The emphasis retuurns to the Energy Efficiency and Renewable Energy division of the department.

But one section that cheers the clean energy industry is the revival of the so-called Section 1603 cash grants in lieu of tax credits that provided funding for renewable projects as the tax equity market continues to be insufficient for project demand.

Rhone Resch, President and CEO of the Solar Energy Industries Association (SEIA). “The 1603 program has helped leverage over $24 billion in private sector investment in for a wide range of clean energy projects, and extending the 1603 program will create an additional 37,000 jobs in the American solar industry in this year alone. ”

The budget continues the path set out last year to obtain clean electricity through a clean energy standard that includes renewables like wind, solar and geothermal while adding nuclear and natural gas to the mix. The target is 80 percent by 2035.

The FY 2013 budget request of $2.34 billion, an increase of 29.1 percent from the FY 2012 appropriation of $1.81 billion.

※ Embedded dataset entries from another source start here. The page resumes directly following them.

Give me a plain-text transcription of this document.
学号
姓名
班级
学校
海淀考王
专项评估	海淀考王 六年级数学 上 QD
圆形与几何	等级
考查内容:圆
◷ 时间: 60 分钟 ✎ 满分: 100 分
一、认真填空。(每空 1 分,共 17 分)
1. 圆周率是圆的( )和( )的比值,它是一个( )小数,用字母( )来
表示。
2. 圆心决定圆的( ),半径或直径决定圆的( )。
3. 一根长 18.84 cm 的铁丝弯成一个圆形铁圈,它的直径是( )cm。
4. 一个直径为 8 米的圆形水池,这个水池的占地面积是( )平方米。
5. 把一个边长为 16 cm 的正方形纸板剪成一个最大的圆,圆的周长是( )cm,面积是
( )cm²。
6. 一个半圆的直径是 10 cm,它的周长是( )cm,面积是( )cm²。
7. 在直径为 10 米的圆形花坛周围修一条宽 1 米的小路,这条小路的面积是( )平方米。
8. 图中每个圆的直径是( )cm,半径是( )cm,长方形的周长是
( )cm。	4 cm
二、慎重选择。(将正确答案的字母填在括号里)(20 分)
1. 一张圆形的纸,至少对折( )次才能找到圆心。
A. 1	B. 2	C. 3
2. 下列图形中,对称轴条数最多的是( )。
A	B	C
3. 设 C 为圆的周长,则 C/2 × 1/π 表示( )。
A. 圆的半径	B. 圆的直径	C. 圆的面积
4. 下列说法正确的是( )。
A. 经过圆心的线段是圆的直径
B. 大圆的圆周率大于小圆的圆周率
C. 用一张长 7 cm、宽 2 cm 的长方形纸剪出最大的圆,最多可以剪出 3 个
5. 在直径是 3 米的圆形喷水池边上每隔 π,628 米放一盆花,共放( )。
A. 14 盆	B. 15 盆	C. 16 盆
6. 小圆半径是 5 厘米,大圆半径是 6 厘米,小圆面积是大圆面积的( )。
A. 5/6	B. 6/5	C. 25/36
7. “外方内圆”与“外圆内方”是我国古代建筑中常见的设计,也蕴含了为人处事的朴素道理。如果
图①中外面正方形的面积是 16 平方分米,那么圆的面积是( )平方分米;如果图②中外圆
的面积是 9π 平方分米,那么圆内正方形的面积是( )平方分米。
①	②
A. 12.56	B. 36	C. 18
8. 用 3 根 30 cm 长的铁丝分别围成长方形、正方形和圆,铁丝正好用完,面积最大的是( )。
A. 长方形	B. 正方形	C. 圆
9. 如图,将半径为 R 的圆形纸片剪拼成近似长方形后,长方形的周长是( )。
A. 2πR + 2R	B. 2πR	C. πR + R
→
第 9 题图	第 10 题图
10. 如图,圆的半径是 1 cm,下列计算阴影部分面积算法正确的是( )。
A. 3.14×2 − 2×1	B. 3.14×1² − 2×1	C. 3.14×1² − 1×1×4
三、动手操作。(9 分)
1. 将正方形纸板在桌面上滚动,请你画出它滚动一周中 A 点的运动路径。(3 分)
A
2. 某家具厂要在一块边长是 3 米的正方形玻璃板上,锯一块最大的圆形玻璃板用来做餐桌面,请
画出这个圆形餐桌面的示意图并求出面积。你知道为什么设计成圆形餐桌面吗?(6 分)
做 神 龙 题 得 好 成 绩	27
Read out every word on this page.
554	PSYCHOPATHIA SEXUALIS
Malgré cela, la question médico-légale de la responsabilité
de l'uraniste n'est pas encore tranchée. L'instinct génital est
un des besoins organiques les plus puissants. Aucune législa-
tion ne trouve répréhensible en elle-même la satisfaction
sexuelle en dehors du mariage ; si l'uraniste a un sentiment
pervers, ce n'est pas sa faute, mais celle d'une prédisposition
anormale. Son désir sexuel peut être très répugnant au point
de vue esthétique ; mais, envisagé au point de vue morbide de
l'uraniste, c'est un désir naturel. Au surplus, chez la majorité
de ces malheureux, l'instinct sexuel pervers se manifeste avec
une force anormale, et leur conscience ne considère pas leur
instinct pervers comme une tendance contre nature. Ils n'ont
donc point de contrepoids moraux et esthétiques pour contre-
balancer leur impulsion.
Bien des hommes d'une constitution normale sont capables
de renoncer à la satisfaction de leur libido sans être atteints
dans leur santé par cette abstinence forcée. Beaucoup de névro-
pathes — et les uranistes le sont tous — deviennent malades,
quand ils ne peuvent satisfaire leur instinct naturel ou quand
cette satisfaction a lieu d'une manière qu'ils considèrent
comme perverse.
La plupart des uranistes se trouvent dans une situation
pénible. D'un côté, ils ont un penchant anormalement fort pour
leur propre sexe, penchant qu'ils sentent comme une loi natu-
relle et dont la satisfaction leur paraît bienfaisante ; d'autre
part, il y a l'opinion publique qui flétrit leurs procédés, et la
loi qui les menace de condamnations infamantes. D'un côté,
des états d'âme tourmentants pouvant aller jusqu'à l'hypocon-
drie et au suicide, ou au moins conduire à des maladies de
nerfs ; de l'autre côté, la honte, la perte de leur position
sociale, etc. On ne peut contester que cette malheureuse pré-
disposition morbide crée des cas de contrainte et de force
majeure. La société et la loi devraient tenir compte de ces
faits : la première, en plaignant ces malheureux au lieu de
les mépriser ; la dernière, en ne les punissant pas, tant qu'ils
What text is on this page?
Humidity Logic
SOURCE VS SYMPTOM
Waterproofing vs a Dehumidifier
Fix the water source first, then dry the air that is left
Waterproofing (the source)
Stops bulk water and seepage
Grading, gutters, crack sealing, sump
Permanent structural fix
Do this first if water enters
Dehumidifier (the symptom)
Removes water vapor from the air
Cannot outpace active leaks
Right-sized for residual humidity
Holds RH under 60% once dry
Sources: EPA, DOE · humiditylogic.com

“The FY 2013 budget request continues work to transform the Nation’s energy infrastructure by investing over $840M in renewable energy programs,” the document says.

The controversial loan program gets short shrift in the new budget, as the Department awaits a review of it spurred by the Solyndra failure. No lending authority is sought in the FY 2013 budget.

The Department is focusing on making solar more affordable through the SunShot program it initiated last year.

It seeks to cut costs by 75 percent and make it cost competitive with other forms of energy, without subsidies, by the end of the decade.

Much of the costs borne for the new energy economy, a non-starter so far, is borne by the elimination of $4 billion in oil and gas subsidies. That annual proposal has gotten nowhere.

But the green energy statement at budget time continues.